The United States is already training Ukrainian troops on its HIMARS rocket launchers, which would be able to hit positions far behind Russian lines. Kyiv says such weapons will help it shift the war's momentum.
Putin, in excerpts of his interview quoted by Russian news agencies ahead of broadcast, said that if the West supplies longer-range missiles, "we will strike at those targets which we have not yet been hitting", without specifying the targets.
Russian forces had been hitting Ukrainian weapons systems and "cracking them like nuts" he said, dismissing the new U.S. rockets as "meant to make up for the losses of this military equipment" and not likely to change the battlefield balance.
Kyiv sharply rebuked French President Emmanuel Macron on Saturday for saying it was important not to "humiliate" Moscow, and to allow the Kremlin an "exit ramp" in future peace talks.

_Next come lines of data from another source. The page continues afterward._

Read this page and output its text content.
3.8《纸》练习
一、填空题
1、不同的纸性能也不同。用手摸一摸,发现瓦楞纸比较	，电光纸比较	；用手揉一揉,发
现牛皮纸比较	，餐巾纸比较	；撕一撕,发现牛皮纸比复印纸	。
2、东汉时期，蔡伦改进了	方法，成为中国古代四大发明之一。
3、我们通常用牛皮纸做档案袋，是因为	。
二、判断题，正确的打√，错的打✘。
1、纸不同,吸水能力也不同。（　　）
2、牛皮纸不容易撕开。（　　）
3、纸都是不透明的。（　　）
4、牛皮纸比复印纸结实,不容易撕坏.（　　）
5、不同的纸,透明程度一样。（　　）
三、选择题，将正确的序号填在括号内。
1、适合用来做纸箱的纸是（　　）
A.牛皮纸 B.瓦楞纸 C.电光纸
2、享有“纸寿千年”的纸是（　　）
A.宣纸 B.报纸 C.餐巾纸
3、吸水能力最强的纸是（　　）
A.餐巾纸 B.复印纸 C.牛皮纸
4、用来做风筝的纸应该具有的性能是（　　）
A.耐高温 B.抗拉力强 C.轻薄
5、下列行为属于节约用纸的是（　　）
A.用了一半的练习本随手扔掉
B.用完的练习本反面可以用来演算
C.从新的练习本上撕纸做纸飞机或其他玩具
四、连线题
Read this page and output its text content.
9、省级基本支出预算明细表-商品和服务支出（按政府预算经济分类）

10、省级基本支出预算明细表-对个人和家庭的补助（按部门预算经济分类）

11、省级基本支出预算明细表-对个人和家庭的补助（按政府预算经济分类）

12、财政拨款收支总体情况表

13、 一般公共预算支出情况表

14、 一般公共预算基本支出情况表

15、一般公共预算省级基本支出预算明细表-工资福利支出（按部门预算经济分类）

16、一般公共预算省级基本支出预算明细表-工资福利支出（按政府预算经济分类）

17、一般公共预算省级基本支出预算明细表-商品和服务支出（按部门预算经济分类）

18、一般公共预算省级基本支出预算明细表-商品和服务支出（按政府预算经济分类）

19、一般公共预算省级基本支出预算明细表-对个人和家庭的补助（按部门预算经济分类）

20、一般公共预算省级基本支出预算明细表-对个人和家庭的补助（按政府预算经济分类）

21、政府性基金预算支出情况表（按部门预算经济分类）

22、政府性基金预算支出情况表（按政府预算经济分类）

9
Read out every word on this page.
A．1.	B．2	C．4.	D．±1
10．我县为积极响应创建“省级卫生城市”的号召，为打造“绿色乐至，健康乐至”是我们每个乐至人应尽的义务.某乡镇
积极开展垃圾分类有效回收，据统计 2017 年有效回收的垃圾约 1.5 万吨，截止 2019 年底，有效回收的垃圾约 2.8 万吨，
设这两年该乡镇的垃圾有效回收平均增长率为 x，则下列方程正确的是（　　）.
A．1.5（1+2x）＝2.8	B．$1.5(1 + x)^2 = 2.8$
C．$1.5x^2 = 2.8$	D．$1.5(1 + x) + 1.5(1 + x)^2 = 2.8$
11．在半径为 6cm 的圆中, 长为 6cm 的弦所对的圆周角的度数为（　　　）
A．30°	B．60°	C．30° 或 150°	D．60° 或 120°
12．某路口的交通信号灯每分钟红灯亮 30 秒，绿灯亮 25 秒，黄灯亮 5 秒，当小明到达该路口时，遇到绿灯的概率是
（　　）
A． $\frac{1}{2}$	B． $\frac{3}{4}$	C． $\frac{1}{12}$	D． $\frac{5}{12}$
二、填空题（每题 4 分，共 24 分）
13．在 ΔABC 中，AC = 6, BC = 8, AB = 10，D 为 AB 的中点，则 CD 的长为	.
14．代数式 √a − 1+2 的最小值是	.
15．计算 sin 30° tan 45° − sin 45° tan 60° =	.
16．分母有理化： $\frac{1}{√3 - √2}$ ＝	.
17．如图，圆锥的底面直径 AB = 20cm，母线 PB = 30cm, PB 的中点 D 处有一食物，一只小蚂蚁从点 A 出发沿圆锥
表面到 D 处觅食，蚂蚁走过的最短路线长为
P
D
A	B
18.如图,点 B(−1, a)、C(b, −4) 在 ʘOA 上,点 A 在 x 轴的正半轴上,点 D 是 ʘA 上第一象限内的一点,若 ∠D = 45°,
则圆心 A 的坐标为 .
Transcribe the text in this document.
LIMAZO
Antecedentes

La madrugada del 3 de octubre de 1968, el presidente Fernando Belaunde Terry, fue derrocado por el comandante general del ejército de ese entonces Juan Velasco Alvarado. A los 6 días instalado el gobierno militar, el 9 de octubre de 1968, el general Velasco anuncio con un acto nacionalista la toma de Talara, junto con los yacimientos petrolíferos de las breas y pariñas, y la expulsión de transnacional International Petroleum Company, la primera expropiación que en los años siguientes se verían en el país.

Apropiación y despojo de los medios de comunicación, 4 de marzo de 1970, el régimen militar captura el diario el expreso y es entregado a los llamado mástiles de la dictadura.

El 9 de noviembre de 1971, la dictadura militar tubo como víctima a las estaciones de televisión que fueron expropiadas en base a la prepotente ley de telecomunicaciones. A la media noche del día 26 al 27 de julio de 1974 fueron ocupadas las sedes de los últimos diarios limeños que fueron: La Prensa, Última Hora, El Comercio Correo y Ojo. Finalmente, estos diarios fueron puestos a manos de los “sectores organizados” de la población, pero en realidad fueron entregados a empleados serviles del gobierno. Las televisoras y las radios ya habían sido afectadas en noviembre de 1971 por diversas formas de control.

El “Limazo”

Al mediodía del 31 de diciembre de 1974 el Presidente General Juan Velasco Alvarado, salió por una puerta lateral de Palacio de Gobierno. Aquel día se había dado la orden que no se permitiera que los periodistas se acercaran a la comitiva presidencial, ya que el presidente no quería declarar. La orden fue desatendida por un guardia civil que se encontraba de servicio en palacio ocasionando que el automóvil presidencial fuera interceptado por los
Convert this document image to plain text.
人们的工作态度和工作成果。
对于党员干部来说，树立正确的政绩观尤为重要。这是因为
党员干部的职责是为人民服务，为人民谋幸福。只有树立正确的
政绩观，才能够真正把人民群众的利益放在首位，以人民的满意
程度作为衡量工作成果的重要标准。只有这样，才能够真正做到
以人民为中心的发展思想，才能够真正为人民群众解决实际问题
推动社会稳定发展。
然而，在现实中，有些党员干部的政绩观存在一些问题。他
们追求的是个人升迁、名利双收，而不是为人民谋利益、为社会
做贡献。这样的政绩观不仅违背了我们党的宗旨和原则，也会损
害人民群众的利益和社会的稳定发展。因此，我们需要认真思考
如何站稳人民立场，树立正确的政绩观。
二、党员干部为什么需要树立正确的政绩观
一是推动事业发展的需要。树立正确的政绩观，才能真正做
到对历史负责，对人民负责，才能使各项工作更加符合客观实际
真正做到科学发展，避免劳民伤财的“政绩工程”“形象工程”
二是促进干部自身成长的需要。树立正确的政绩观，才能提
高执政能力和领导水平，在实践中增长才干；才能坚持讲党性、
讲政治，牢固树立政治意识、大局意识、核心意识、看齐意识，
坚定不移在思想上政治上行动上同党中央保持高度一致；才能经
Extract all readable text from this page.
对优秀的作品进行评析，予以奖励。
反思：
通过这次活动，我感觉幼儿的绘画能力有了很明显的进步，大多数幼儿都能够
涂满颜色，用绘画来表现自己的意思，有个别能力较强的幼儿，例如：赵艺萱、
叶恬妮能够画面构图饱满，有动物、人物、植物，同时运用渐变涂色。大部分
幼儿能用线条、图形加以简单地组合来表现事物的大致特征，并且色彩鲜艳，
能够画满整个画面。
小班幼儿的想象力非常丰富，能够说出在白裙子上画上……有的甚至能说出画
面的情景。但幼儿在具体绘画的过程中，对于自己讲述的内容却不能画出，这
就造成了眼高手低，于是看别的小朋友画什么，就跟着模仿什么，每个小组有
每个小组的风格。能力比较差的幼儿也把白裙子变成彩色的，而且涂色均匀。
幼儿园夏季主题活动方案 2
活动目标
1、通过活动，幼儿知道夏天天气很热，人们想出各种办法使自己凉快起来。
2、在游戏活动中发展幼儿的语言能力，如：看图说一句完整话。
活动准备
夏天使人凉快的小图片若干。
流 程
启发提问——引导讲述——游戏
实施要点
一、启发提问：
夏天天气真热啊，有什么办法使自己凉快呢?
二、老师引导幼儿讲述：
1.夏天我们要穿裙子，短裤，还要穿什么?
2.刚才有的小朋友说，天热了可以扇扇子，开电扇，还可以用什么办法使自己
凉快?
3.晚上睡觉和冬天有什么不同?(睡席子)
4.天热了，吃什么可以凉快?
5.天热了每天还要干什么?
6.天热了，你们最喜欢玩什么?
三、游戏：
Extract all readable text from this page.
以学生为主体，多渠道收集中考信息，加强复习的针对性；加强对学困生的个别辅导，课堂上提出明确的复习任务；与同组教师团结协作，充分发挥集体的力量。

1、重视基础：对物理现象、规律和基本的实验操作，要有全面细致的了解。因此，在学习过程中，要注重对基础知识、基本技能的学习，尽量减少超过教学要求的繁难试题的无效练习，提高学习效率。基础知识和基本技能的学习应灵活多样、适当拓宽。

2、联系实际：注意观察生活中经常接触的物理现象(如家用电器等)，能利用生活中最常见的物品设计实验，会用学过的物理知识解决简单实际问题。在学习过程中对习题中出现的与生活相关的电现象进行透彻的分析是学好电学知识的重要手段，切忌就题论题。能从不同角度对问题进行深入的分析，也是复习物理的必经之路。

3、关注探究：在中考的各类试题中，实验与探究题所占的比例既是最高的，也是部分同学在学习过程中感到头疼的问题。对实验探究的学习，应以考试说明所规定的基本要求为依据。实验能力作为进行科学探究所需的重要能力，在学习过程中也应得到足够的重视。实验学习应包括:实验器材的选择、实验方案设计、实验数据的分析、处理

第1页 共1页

Ukraine has bristled over what it considers pressure from some European allies to relinquish territory to secure a ceasefire, which Kyiv says would let Moscow solidify its grip on occupied areas and regroup for future attacks.
"Calls to avoid humiliation of Russia can only humiliate France and every other country that would call for it," Ukrainian Foreign Minister Dmytro Kuleba tweeted in response to Macron's remarks.
"Because it is Russia that humiliates itself. We all better focus on how to put Russia in its place. This will bring peace and save lives." read more
In an overnight address, President Volodymyr Zelenskiy said only Putin could give the order to stop the war: "The fact that there is still no such order is obviously a humiliation for the whole world."